I have a friend who started writing a book. He has a lot of potential, but he hasn't learned about patience yet. Or the importance of researching publishers. He submitted his first three chapters one August (read only three he had written) to a publisher (I don't know where he found this publisher) and two days later he received a sample contract in the mail to look over. This publisher was thrilled with his rough draft and said they would love to publish it if he could finish it by November 1st of that year and get it to them.
Red flags were flying all over the place when he told me this. I've never heard of any publisher who accepts unfinished FICTION. There were a few things in the contract that rubbed me wrong as well. Since I don't know everything, I did a little research. 
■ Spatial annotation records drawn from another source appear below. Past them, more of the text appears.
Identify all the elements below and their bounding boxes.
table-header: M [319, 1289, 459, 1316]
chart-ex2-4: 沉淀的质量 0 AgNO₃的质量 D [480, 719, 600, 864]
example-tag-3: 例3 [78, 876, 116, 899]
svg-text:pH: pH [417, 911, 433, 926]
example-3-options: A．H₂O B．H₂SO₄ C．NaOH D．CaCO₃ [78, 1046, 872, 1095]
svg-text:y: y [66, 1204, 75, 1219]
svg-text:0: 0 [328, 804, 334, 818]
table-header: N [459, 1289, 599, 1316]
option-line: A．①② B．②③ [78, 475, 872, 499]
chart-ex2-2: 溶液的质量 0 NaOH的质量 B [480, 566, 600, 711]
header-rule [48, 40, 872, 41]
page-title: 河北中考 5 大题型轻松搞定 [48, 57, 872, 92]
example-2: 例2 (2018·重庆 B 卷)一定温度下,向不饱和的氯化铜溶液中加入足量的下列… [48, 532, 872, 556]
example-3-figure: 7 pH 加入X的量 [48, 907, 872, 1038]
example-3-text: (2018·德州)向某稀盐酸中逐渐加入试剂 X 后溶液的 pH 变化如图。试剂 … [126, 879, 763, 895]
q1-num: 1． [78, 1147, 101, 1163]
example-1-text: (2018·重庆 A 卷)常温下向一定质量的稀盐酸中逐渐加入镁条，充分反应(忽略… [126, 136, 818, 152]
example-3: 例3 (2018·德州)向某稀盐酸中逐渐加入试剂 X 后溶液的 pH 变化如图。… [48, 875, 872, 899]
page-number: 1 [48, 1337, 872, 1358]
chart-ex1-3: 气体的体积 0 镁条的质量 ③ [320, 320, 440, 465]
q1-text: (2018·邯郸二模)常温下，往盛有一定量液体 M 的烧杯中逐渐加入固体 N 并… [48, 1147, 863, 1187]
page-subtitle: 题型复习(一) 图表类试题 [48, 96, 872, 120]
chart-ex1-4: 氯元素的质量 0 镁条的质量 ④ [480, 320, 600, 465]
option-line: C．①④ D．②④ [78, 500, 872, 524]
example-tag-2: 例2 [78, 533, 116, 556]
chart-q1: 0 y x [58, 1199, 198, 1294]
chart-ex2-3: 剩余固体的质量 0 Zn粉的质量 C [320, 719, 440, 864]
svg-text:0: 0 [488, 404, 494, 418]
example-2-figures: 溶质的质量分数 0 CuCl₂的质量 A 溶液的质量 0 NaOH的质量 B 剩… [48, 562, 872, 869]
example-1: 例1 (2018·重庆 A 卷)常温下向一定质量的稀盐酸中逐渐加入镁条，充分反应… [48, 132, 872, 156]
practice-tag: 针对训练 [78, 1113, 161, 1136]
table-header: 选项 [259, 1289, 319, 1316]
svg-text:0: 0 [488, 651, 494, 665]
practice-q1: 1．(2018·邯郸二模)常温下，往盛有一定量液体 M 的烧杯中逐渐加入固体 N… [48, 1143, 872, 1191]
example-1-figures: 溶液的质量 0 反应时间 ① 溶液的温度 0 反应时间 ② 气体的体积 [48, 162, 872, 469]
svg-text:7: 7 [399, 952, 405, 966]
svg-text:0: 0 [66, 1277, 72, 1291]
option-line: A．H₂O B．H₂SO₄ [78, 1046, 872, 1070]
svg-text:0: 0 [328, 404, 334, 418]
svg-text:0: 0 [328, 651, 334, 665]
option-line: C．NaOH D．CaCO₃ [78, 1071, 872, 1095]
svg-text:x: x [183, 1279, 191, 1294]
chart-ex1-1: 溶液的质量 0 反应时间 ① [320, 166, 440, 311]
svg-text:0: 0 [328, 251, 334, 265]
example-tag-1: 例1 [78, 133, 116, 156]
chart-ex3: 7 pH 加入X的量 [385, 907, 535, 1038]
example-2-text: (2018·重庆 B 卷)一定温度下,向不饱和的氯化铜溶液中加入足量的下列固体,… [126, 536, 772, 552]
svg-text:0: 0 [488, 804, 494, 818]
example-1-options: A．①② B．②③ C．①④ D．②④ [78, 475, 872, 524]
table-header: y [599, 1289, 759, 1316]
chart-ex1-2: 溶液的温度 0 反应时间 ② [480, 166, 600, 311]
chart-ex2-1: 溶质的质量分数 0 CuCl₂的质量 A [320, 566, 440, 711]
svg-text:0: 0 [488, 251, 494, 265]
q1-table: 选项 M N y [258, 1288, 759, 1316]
  • A simple Google search of the company brought up all kinds of rants about their dishonesty. 
  • Other writer friends responded to my questions with a "Run away!" type answer. 
  • This particular company received an F from the Better Business Bureau. 

With all this new knowledge under my belt, I had to inform my brother that he should walk away. I felt like a dream crusher. For his part, my brother handled it quite well. He has since finished the book and is learning about the publishing world.
Now, how do WE look into potential publishers? 
We use the tools at our fingertips.

A simple google search can turn up some interesting things. The trick is understanding what you read. A new company may not have a lot of concrete info available, but that doesn’t mean they are a bad choice—just riskier. You also have to deal with people who chime in with their opinion (on forums and such) when they don't know anything about the company. They may not be intentionally harmful, just ignorant.

In the end you're going to need to make a judgment call. Talk with other authors in the company before you do, and if you have a copy of the contract, seek legal help interpreting it.

When I looked into my publisher (WiDoPublishing) there were only a few places I to learn things about them. They were not listed on BBB, had no notes on Preditors and Editors, were not on Publisher’s Marketplace, but they did have a short thread on Absolute Write started in 2010 (links at bottom). This thread’s main concern was that "it’s a family owned business with little real experience in publishing, started to publish one of their family’s first book." The last post was in 2011.

More research took me to an article on the struggles of small independent LDS publishers--also from 2010. This article mentions that WiDo:
...avoids the term ‘Mormon publisher’.  Karen Gowen stated the company is “veering away from Mormon themes and characters to make our titles appeal to a wider demographic.”
The lack of information might seem like a red flag to most, as well as some of the comments on both sites. However, I read books released by WiDo and was impressed with the quality. Their growth might have seemed slow to some, but they were moving forward as they learned how the business worked. 

When offered a contract, I made a judgment call based on my personal goals for publishing, the interactions I had with the owner and other writers, and my gut reaction.

You have to do the same.

Whether you continue the hunt for an agent, or look into small publishers, follow your heart!